Sommerfrische auf Norderney
Die Tote in der SommerfrischeAnfang des Zwanzigsten Jahrhunderts ist Norderney ein mondänes Seebad. Dort trifft sich der Adel, wohlhabendes Bürgertum und Industrielle zur Sommerfrische. Auch Viktoria Berg genießt dort einen Urlaub, ...
Anfang des Zwanzigsten Jahrhunderts ist Norderney ein mondänes Seebad. Dort trifft sich der Adel, wohlhabendes Bürgertum und Industrielle zur Sommerfrische. Auch Viktoria Berg genießt dort einen Urlaub, bevor sie eine Stelle als Lehrerin antritt. Sie hat sich erfolgreich einer Verheiratung widersetzt und möchte ein selbstbestimmtes, unabhängiges Leben führen. Bei einem Spaziergang am Strand beobachtet sie, wie ein junger Mann eine Tote aus dem Wasser birgt. Sie kannte die junge Frau, deren Mutter im Dienst ihrer Eltern stand. Christian Hinrichs, ein junger Journalist, weist Viktoria auf eine Verletzung an der Schläfe der jungen Frau hin. Doch die Polizei will davon nichts wissen. Ein Dienstmädchen, das ins Wasser geht – die gibt es nur eine Schlussfolgerung. Außerdem sollen die wohlhabenden Sommerfrischler nicht unnötig belästig werden.
So beginnen Christian und Viktoria mit eigenen Nachforschungen, die bald einiges an Ungereimtheiten zu Tage fördert und beider näher, aber auch in Gefahr bringt.
Seebad und Sommerfrische – bei diesen Worten hat man sofort Bilder im Kopf. Elegante Damen, die mit Sonnenschirm und in Begleitung von Herren in leichten Sommeranzügen und Strohhut auf der Promenade flanieren, Badekarren und Strandkörbe im Sonnenschein und leichter Brise. In dieser heiteren Atmosphäre hat Elsa Dix ihren historischen Kriminalroman angesiedelt und ihr gelingt es spielend, dieses Flair einzufangen.
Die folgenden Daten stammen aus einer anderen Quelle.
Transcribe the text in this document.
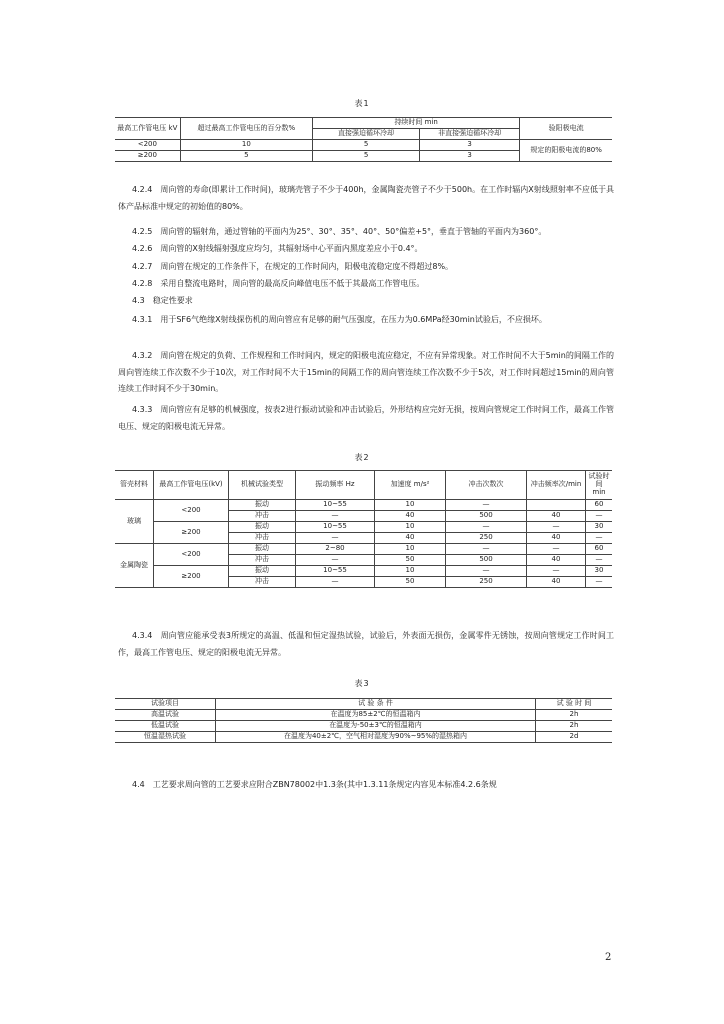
表1
最高工作管电压 kV	超过最高工作管电压的百分数%	持续时间 min		验阳极电流
		直接强迫循环冷却	非直接强迫循环冷却	
<200	10	5	3	规定的阳极电流的80%
≥200	5	5	3	
4.2.4　周向管的寿命(即累计工作时间)，玻璃壳管子不少于400h，金属陶瓷壳管子不少于500h。在工作时辐内X射线照射率不应低于具体产品标准中规定的初始值的80%。
4.2.5　周向管的辐射角，通过管轴的平面内为25°、30°、35°、40°、50°偏差+5°，垂直于管轴的平面内为360°。
4.2.6　周向管的X射线辐射强度应均匀，其辐射场中心平面内黑度差应小于0.4°。
4.2.7　周向管在规定的工作条件下，在规定的工作时间内，阳极电流稳定度不得超过8%。
4.2.8　采用自整流电路时，周向管的最高反向峰值电压不低于其最高工作管电压。
4.3　稳定性要求
4.3.1　用于SF6气绝缘X射线探伤机的周向管应有足够的耐气压强度，在压力为0.6MPa经30min试验后，不应损坏。
4.3.2　周向管在规定的负荷、工作规程和工作时间内，规定的阳极电流应稳定，不应有异常现象。对工作时间不大于5min的间隔工作的周向管连续工作次数不少于10次，对工作时间不大于15min的间隔工作的周向管连续工作次数不少于5次，对工作时间超过15min的周向管连续工作时间不少于30min。
4.3.3　周向管应有足够的机械强度，按表2进行振动试验和冲击试验后，外形结构应完好无损，按周向管规定工作时间工作，最高工作管电压、规定的阳极电流无异常。
表2
管壳材料	最高工作管电压(kV)	机械试验类型	振动频率 Hz	加速度 m/s²	冲击次数次	冲击频率次/min	试验时间 min
玻璃	<200	振动	10~55	10	—		60
		冲击	—	40	500	40	—
	≥200	振动	10~55	10	—	—	30
		冲击	—	40	250	40	—
金属陶瓷	<200	振动	2~80	10	—	—	60
		冲击	—	50	500	40	—
	≥200	振动	10~55	10	—	—	30
		冲击	—	50	250	40	—
4.3.4　周向管应能承受表3所规定的高温、低温和恒定湿热试验，试验后，外表面无损伤，金属零件无锈蚀，按周向管规定工作时间工作，最高工作管电压、规定的阳极电流无异常。
表3
试验项目	试 验 条 件	试 验 时 间
高温试验	在温度为85±2℃的恒温箱内	2h
低温试验	在温度为-50±3℃的恒温箱内	2h
恒温湿热试验	在温度为40±2℃，空气相对湿度为90%~95%的湿热箱内	2d
4.4　工艺要求周向管的工艺要求应附合ZBN78002中1.3条(其中1.3.11条规定内容见本标准4.2.6条规
2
Ihre Figuren sind plastisch und farbig gezeichnet, ob schnöseliger Adliger oder einflussreicher Industrieller, sie wirken absolut lebendig auf mich. Das Augenmerk liegt natürlich auf Christian und Viktoria, die beide ein wenig am Rand dieser Gesellschaft stehen. Christian, der sich aus kleinen Verhältnissen hochgearbeitet hat und Viktoria, die ganz bewusst einen anderen Lebensweg geplant hat. Bei ihnen verspürt man ein gewisses Prickeln, aber die gesellschaftlichen Hürden sind hoch.
Da von einem „ersten Fall“ die Rede ist, bin ich neugierig, wie sich das Verhältnis der Beiden in diesem Spannungsfeld entwickeln wird.
Die Autorin hat sich einen sehr spannenden Handlungsablauf ausgedacht, der den Leser lange im Unklaren über Motiv und Möglichkeiten lässt. Aber allmählich schält sich ein Verdacht heraus und die Art, wie Christian und Viktoria zu ihren Erkenntnissen kommen, lässt mich auch manchmal schmunzeln. Ganz besonders den Mut und die Tatkraft von Viktoria gefällt mir.
In diesen Krimi ist viel historisches Wissen um die Frühzeit des Badetourismus eingeflossen, ebenso wie um die gesellschaftlichen Normen dieser Zeit. Mir gefällt es gut, wenn ein kenntnisreicher Hintergrund mit einer angenehmen und locker zu lesenden Sprache vereint wird.
Ein wirklich spannender und unterhaltsamer Krimi, der mich schon neugierig auf eine eventuelle Fortsetzung macht.